If you are breastfeeding or planning to breastfeed, the spread of coronavirus disease 2019 (COVID-19) has probably stirred up all kinds of emotions. Maybe you are asking yourself questions such as:
- Should I stop breastfeeding if I'm exposed to coronavirus?
- If I get symptoms of COVID-19, will breastfeeding put my baby at risk?
- Where can I get up-to-date information about breastfeeding safety during the pandemic?
Experts are still learning about the virus that causes COVID-19, and new information is being shared every day. The Centers for Disease Control and Prevention (CDC) is a trusted source for the most up-to-date guidance about COVID-19. Dawn Schindler, RN, BSN, IBCLC, a lactation consultant at the Children's Health℠ Level IV Neonatal Intensive Care Unit (NICU), explains the CDC recommendations for breastfeeding and coronavirus and ways you can help protect yourself and your baby.
Can COVID-19 spread through breast milk?
In limited research studies, COVID-19 has not been detected in breast milk, but no one is sure whether mothers with COVID-19 can spread the virus through breast milk. Scientists around the world are studying how the coronavirus is transmitted. They believe the virus spreads mainly from person to person, primarily through respiratory droplets produced when an infected person coughs, sneezes or talks.
Should I continue to breastfeed during the COVID-19 pandemic?
Breast milk contains antibodies that can help protect babies from many illnesses and is the best source of nutrition for most infants. But the decision to begin or continue breastfeeding is personal for each mom and family.
"If mom is exposed to the coronavirus or develops COVID-19 symptoms, she should talk with her health care provider about making a plan for how to feed her baby safely," Schindler advises.
How can I protect my baby from COVID-19 while breastfeeding?
Everyone, including moms, should take steps to help protect themselves from COVID-19 such as practicing proper hand hygiene, practicing social distancing and cleaning and disinfecting frequently touched surfaces daily.
If you are concerned you have been exposed to COVID-19 or are showing COVID-19 symptoms and choose to directly breastfeed, take the following precautions to help keep your baby safe:
- Wash your hands before touching your baby
- Wear a facemask, if possible, while feeding at the breast
"Taking these precautions can protect baby from respiratory droplets that a mother may produce while breastfeeding," explains Schindler.
Should I pump instead of breastfeeding the baby directly?
Expressing (pumping) breast milk is a good alternative to direct breastfeeding when mom isn't feeling well.
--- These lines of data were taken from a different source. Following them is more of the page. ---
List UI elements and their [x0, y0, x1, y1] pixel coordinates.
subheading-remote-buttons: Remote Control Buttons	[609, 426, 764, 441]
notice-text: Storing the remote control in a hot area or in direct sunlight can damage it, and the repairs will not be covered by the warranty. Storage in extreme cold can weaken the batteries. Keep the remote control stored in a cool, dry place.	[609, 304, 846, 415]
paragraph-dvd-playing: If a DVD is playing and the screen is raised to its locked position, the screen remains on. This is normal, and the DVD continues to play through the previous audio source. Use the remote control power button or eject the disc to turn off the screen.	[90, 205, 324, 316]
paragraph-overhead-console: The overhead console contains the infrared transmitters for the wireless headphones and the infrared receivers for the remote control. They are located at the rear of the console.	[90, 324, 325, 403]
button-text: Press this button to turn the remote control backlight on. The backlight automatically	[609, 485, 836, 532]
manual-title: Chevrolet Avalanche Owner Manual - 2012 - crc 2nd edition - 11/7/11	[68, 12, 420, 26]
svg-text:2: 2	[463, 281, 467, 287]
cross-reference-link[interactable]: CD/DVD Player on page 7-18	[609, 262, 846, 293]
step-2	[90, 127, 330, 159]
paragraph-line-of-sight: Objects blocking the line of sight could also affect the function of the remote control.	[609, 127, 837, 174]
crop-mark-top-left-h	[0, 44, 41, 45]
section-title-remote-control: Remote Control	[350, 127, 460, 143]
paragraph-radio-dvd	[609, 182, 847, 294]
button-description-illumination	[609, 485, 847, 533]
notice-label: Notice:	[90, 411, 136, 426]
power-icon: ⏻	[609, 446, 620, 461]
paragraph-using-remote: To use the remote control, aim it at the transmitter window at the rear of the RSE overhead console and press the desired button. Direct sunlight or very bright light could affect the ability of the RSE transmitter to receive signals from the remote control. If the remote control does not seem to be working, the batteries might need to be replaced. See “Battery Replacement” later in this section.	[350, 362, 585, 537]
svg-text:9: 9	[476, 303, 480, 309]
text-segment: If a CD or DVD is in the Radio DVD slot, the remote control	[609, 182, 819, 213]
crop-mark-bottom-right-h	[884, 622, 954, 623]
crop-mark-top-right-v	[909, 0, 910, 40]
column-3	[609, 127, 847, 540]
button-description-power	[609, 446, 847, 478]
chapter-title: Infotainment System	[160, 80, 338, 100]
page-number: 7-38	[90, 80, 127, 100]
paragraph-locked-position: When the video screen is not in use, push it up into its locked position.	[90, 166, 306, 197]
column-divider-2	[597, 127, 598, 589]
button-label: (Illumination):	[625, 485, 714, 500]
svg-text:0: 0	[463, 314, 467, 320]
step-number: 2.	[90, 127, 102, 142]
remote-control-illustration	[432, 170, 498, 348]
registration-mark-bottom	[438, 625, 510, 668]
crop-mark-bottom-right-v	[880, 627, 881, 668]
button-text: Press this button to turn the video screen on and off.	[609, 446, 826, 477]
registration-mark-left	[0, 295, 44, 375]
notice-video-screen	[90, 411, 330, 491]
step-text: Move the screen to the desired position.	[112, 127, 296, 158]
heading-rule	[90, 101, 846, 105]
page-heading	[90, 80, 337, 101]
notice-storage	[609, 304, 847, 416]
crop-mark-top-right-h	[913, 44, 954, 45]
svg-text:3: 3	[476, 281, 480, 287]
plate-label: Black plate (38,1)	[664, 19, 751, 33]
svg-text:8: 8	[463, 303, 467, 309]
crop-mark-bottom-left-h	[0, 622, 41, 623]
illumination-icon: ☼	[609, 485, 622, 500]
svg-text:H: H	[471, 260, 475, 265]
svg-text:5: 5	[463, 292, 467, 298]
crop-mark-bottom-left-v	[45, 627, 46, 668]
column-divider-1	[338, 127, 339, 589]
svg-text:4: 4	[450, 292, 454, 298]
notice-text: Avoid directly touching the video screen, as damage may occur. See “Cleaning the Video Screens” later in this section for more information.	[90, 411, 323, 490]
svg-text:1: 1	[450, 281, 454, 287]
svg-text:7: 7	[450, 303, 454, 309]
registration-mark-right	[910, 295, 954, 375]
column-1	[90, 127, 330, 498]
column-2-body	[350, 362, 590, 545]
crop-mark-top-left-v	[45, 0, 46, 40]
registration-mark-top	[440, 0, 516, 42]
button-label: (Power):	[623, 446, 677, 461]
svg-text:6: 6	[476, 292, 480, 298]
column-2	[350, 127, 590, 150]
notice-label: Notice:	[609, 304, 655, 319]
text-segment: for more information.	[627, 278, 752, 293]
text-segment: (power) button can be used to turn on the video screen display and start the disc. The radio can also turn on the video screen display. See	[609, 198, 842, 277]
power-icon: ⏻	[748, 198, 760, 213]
Schindler says that moms who are sick can choose to express breast milk and have someone who is healthy feed her infant. Moms who are expressing breast milk should:
- Use a dedicated breast pump rather than a shared one (if available, opt for an electric breast pump)
- Wash hands before touching any pump or bottle parts and before expressing breast milk
- Follow the CDC's recommendations for proper pump cleaning
If you are pumping, make sure you and your family are also following recommendations to safely store breast milk to keep your baby healthy. You may find that pumping or being sick can affect your milk supply. See tips for increasing your breast milk supply when pumping.
How else can moms take care of themselves during the COVID-19 outbreak?
This can be a challenging time for all people, especially for pregnant women and women who just had a baby. "This is probably not the experience they had anticipated," Schindler says. "Maybe they didn't get to have a baby shower, or their birth experience wasn't what they hoped it would be or grandparents haven't been able to see the baby in person yet."
Stress and anxiety can affect many areas of a mother's life, including her breast milk supply. Self-care for moms is an important part of caring for baby. Schindler recommends that women:
- Eat a nutritious diet
- Get some fresh air with their baby, whether by walking or just sitting outside (while maintaining social distance from others)
- Get the rest they need, including napping when the baby naps
- Maintain daily routines as much as possible
- Stay hydrated
- Connect with friends and family virtually for support
"Most importantly, I encourage moms to enjoy this unexpected time at home as they bond with their baby," Schindler says.
What if a mom needs support from a health care provider?
Though this time can feel isolating, mothers should never feel alone as they learn to care for their baby. Many medical practices are offering virtual appointments and office hours for necessary care.
"Women should reach out to their pediatrician, OB-GYN, nurse midwife or private lactation consultants if they have questions about infant care, breastfeeding or need resources to obtain a breast pump for home," Schindler says. "Speaking with the lactation consultants at your birth hospital is a good place to start."
Through our highly trained lactation consultants and Pediatric Milk Lab, Children's Health is dedicated to supporting breastfeeding moms in caring for their children.